How We Measure Response Accuracy
The accuracy score is perhaps the single most important tool for earphone design.
A perfect recording of a live performance played through earphones with 100% accuracy would produce the same sound at the eardrum as the live performance. A complicating factor is that the acoustic resonance and horn effects of the ear change a flat signal entering the open ear to an eardrum signal with the approximate frequency characteristic of the target curve. A perfect earphone will create that same frequency characteristic at the eardrum.
Target curves on Etymotic Research graphs indicate 100% accuracy: The open ear diffuse-field response of the KEMAR® manikin modified to compensate for the high frequency boost added to high-quality recordings. This modification (approximately 5 dB at 10 kHz) is necessary to avoid earphones sounding too bright on commercial recordings. Commercial recordings have a high-frequency boost that compensates for the high frequency roll-off in studio monitor loudspeakers and high-quality stereo loudspeakers and earphones.
Earphone response was measured on a KEMAR® manikin that has the same acoustic properties as the average head and ear. 25-band accuracy scores are calculated by summing the difference between the earphone response and the target response in each 1/3 -octave band from 50 Hz to 12.5 kHz.

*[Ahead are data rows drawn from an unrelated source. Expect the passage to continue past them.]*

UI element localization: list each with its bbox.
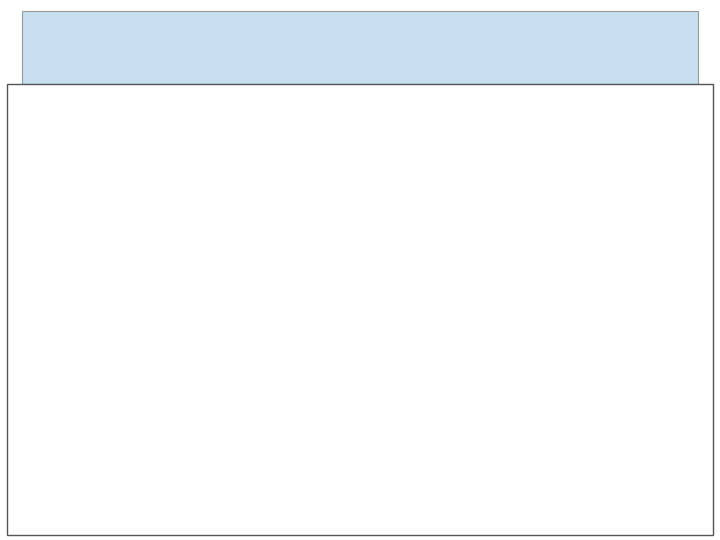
Text: Между элементами кристаллической: Между элементами кристаллической	[20, 99, 341, 114]
Text: тие, т.е. в кристалле действуют зна -: тие, т.е. в кристалле действуют зна -	[20, 314, 340, 329]
Text: притяжения. Следствием этого яв  -: притяжения. Следствием этого яв -	[20, 161, 330, 176]
Text: Силы в кристаллической решетке: Силы в кристаллической решетке	[184, 42, 536, 60]
Text: Силы, действующие между
   элементами решетки: Силы, действующие между элементами решет…	[426, 498, 619, 526]
Text: A: A	[474, 314, 482, 327]
Text: меньших расстояниях – сила оттал  -: меньших расстояниях – сила оттал -	[20, 468, 336, 482]
Text: чительные силы отталкивания. При-: чительные силы отталкивания. При-	[20, 345, 333, 360]
Text: ным.  Однако  кристаллы  обладают: ным. Однако кристаллы обладают	[20, 253, 330, 269]
Text: которая: которая	[174, 192, 248, 206]
Text: большим сопротивлением и на сжа-: большим сопротивлением и на сжа-	[20, 284, 329, 300]
Text: Сила отталкивания: Сила отталкивания	[417, 153, 427, 253]
Text: В покое равнодействующая сил рав-: В покое равнодействующая сил рав-	[20, 406, 333, 421]
Text: ляется: ляется	[20, 192, 83, 206]
Text: a: a	[449, 337, 456, 350]
Text: решетки  действуют  большие  силы: решетки действуют большие силы	[20, 130, 333, 146]
Text: делает  кристалл  твердым  и  проч -: делает кристалл твердым и проч -	[20, 222, 337, 237]
Text: Межатомное
расстояние: Межатомное расстояние	[565, 398, 646, 426]
Text: рода сил зависит от рода вещества.: рода сил зависит от рода вещества.	[20, 375, 330, 390]
Text: сила притяжения: сила притяжения	[417, 370, 427, 461]
Text: когезия (сцепление),: когезия (сцепление),	[64, 192, 243, 206]
Text: на нулю. Результирующая  сил  при: на нулю. Результирующая сил при	[20, 437, 327, 452]
Text: кивания, при больших – сила притяжения.: кивания, при больших – сила притяжения.	[20, 498, 385, 514]
Text: a': a'	[450, 354, 461, 368]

In the 1970s, Consumers Union used an "Accuracy Score" to rate loudspeakers. Consumer Reports reported that it was possible to predict listeners' loudspeaker ratings within 8% from a calculation based on one-third-octave frequency response measurements converted to loudness in sones. The average error in loudness from a perfect system, subtracted from 100%, gives the accuracy score. Etymotic Research extended this 21-band calculation to a 25-band calculation and routinely uses the 25-band accuracy score in all earphone designs.
Other in-the-ear earphone manufacturers do not report accuracy scores, but Etymotic Research continues to test competitive products. The accuracy scores of Etymotic earphones are higher than all competitive earphones we've tested, except electrostatic headphones that cost thousands of dollars.